People use the problem of hell in order to deny God, but, again, such a denial is based upon an emotional reaction, not the facts. If we can admit the wisdom and knowledge of God, then we have to admit that God has information and knowledge that we don’t have. He has wisdom and understanding that we don’t have. He sees the universe as a whole, under an umbrella of the total picture of reality. We see but a speck of reality based upon our limited, finite knowledge. We must acknowledge that God has the wisdom, understanding, and knowledge to know exactly how ultimate justice does and should operate. He knows the full extent of both His own glory and the problem of sin. Just because we don’t understand it all doesn’t mean it isn’t real. When we stand in judgment over God based upon our finite understanding of both hell and who He is, then we are essentially saying that God does not know what He is doing. We know more than God. We have the ability to reason over and judge God’s actions and intentions. Because we don’t understand how God could send anyone to an eternal hell, we must use our own standards in order to argue that such a God is not worthy of our devotion. Do we even stop to consider that our knowledge is incomplete? That our personal standards aren’t exactly the best for judging the infinite? If we can be so skeptical of God, why can’t we be so skeptical of our own finite reasoning?

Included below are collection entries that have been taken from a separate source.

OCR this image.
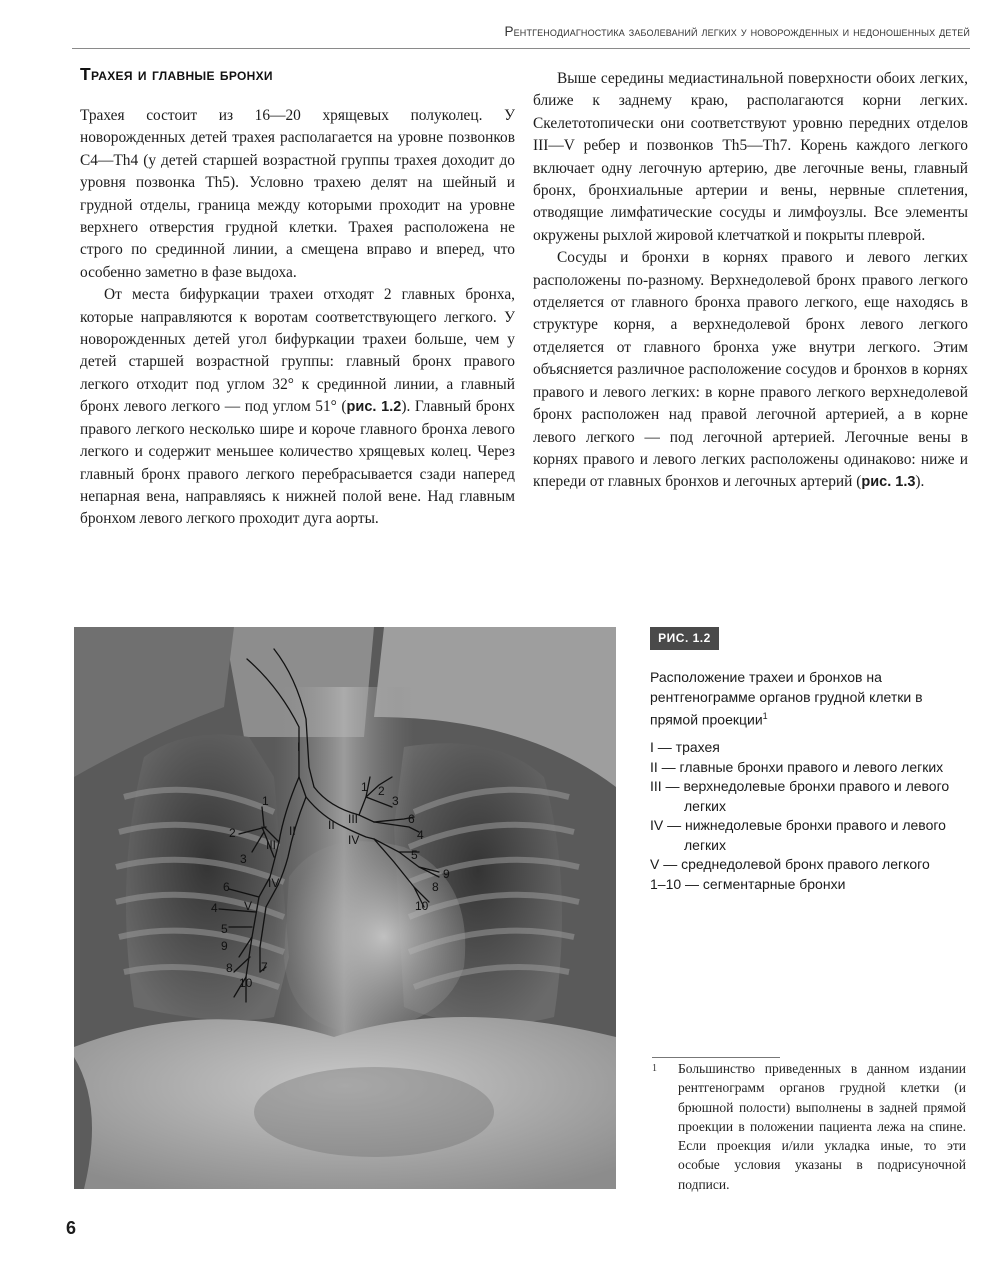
Рентгенодиагностика заболеваний легких у новорожденных и недоношенных детей
Трахея и главные бронхи

Трахея состоит из 16—20 хрящевых полуколец. У новорожденных детей трахея располагается на уровне позвонков С4—Th4 (у детей старшей возрастной группы трахея доходит до уровня позвонка Th5). Условно трахею делят на шейный и грудной отделы, граница между которыми проходит на уровне верхнего отверстия грудной клетки. Трахея расположена не строго по срединной линии, а смещена вправо и вперед, что особенно заметно в фазе выдоха.

От места бифуркации трахеи отходят 2 главных бронха, которые направляются к воротам соответствующего легкого. У новорожденных детей угол бифуркации трахеи больше, чем у детей старшей возрастной группы: главный бронх правого легкого отходит под углом 32° к срединной линии, а главный бронх левого легкого — под углом 51° (рис. 1.2). Главный бронх правого легкого несколько шире и короче главного бронха левого легкого и содержит меньшее количество хрящевых колец. Через главный бронх правого легкого перебрасывается сзади наперед непарная вена, направляясь к нижней полой вене. Над главным бронхом левого легкого проходит дуга аорты.

Выше середины медиастинальной поверхности обоих легких, ближе к заднему краю, располагаются корни легких. Скелетотопически они соответствуют уровню передних отделов III—V ребер и позвонков Th5—Th7. Корень каждого легкого включает одну легочную артерию, две легочные вены, главный бронх, бронхиальные артерии и вены, нервные сплетения, отводящие лимфатические сосуды и лимфоузлы. Все элементы окружены рыхлой жировой клетчаткой и покрыты плеврой.

Сосуды и бронхи в корнях правого и левого легких расположены по-разному. Верхнедолевой бронх правого легкого отделяется от главного бронха правого легкого, еще находясь в структуре корня, а верхнедолевой бронх левого легкого отделяется от главного бронха уже внутри легкого. Этим объясняется различное расположение сосудов и бронхов в корнях правого и левого легких: в корне правого легкого верхнедолевой бронх расположен над правой легочной артерией, а в корне левого легкого — под легочной артерией. Легочные вены в корнях правого и левого легких расположены одинаково: ниже и кпереди от главных бронхов и легочных артерий (рис. 1.3).

I
II	II
III
III
IV
IV
V
1
2
3
4
5
6
7
8
9
10
1 2
3
4
5
6
8
9
10
РИС. 1.2
Расположение трахеи и бронхов на рентгенограмме органов грудной клетки в прямой проекции$^1$
I — трахея
II — главные бронхи правого и левого легких
III — верхнедолевые бронхи правого и левого легких
IV — нижнедолевые бронхи правого и левого легких
V — среднедолевой бронх правого легкого
1–10 — сегментарные бронхи
1 Большинство приведенных в данном издании рентгенограмм органов грудной клетки (и брюшной полости) выполнены в задней прямой проекции в положении пациента лежа на спине. Если проекция и/или укладка иные, то эти особые условия указаны в подрисуночной подписи.
6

The acceptance of both the reality of hell and God boils down to a matter of trust. When Abraham was faced with the knowledge of the destruction of Sodom and Gomorrah, he may not have fully understood all of God’s reasons, but he still showed his faith. “Shall not the Judge of all the earth deal justly?” (Genesis 18:25) Whatever the outcome and however God would accomplish justice, Abraham knew that God would do what is right. Can we not have the same sense of trust and faith in God with eternal justice? Our acceptance of hell is not a matter of completely understanding it. It is not even a matter of liking it. It is a matter of whether or not we can trust that God knows what He is doing. For our part, we need to concentrate on doing His will and leave the rest in the hands of the Almighty. The only alternative is to deny God in order to fashion our own understanding of reality. In denying God we end up creating our own god in our faulty image. This cannot be an acceptable alternative.